Aerial view of damage to Graham and Lynette Bigby’s home at The Gap
Aerial view of damage to Graham and Lynette Bigby’s home at The Gap

Grim super storm warning for state

FREAK super storms are hammering Queensland at a rate three times higher than expected, increasing the risk of flash flooding and raising questions about whether our infrastructure is strong enough to cope.

A new study of Australia's storm activity has found an increase in short, intense rainstorms over the past 50 years.

International scientists said the changes were well above what engineers currently took into account when determining Australia's flood planning levels, or designing stormwater management and flood defence infrastructure.

Graham and Lynette Bigby console each other after their Gap home was demolished in 2008.
Graham and Lynette Bigby console each other after their Gap home was demolished in 2008.

The study, published in the Nature Climate Change journal today, showed the amount of water falling in these short storms was increasing at a rate two to three times higher than expected.

The study's co-author, University of Adelaide Associate Professor Seth Westra, said these storms could lead to more severe flash flooding.

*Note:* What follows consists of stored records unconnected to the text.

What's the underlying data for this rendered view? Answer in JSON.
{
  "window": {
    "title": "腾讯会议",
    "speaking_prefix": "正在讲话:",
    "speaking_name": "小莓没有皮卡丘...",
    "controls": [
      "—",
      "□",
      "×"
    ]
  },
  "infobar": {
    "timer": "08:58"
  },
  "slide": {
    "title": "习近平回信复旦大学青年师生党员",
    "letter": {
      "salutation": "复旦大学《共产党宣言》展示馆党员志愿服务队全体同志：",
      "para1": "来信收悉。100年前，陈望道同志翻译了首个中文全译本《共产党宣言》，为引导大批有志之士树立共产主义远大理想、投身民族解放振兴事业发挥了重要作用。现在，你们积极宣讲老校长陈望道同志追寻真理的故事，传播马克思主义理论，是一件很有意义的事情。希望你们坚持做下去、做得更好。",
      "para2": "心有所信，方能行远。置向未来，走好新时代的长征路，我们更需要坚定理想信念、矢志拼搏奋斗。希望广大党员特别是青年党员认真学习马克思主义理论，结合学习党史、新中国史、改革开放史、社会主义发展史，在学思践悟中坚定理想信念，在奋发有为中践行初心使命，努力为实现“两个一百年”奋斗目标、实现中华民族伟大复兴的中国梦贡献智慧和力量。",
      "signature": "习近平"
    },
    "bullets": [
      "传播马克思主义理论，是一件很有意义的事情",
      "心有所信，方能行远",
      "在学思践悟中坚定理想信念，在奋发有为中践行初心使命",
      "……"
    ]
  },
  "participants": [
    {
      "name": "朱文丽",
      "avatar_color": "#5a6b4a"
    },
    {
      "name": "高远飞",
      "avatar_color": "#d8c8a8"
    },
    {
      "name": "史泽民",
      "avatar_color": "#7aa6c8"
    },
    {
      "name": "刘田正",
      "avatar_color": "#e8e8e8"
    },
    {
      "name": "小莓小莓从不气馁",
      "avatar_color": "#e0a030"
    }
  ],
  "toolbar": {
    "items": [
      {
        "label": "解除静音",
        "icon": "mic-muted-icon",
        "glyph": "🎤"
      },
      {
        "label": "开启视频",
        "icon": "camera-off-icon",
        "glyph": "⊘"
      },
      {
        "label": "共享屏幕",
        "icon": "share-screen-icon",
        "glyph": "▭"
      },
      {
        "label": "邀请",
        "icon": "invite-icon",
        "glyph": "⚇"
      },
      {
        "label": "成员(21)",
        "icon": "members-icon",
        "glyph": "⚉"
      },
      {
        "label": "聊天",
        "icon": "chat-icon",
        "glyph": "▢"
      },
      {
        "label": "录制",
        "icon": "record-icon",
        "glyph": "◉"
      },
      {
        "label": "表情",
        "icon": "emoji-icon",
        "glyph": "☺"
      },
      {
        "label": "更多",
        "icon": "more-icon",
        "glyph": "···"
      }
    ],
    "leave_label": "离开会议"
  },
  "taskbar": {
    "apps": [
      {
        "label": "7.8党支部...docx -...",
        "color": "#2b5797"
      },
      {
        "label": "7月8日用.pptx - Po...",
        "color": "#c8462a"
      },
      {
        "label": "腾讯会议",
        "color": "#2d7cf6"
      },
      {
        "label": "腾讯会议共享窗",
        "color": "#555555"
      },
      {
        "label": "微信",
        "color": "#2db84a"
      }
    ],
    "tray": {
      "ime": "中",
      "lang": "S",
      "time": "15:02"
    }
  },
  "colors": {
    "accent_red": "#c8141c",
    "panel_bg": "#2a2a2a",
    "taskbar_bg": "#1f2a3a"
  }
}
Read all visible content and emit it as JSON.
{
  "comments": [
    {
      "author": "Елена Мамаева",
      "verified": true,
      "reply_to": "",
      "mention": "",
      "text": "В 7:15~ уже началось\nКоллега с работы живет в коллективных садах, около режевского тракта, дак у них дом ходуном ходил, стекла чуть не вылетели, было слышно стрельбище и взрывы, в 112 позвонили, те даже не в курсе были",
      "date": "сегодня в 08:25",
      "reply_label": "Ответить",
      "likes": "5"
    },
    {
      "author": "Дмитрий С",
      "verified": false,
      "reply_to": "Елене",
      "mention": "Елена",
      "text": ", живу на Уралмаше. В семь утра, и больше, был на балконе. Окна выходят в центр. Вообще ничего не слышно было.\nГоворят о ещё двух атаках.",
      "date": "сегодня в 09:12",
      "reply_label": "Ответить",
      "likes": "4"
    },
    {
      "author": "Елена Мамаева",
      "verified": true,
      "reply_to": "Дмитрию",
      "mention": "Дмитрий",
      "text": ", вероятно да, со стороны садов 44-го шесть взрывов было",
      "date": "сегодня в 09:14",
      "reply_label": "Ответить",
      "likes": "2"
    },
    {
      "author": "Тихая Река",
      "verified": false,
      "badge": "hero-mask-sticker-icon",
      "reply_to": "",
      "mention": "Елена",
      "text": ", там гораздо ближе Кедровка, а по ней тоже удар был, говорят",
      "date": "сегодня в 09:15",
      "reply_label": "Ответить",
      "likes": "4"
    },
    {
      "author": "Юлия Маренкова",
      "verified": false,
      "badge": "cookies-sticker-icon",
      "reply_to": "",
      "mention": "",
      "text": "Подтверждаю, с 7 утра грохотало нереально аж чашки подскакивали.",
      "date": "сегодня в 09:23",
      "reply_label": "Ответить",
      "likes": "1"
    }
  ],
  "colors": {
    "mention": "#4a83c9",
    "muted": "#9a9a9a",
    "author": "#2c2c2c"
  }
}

"This large increase has implications for the frequency and severity of flash floods," he said.

"If we keep seeing this rate of change, we risk committing future generations to levels of flood risk that are unacceptable by today's standards."

A car damaged in a super storm that hit Brisbane in 2014
A car damaged in a super storm that hit Brisbane in 2014

Last month Brisbane City Council announced a $100 million flood resilience program for flood-prone areas.

The study's lead author, Dr Selma Guerreiro from the UK's Newcastle University, said the study proved there was no limit to how much rain could fall in extreme storms.

"It was thought there was a limit on how much more rain could fall," she said. "Now that upper limit has been broken.

"The important thing now is to understand why rainfall is becoming so much more intense in Australia, and to look at changes in other places around the world.

Damage at the Port of Brisbane after high winds toppled containers in 2016
Damage at the Port of Brisbane after high winds toppled containers in 2016

"How these rainfall events will change in the future will vary from place to place and depend on local conditions besides temperature increases."

The study looked at rainfall extremes between 1966-1989 and 1990-2013 from 107 weather stations all over Australia.

Former Gap residents Graham and Lynette Bigby endured first-hand one of Queensland's intense storms.

Their home was destroyed in 2008 during a super storm in Brisbane's north.

Mrs Bigby said she wasn't prepared for such an event.

"It felt and sounded like nothing I've been through before," she said.

Brisbane storm chaser Justin Noonan said the Gap event was in his top five most ferocious Queensland storms.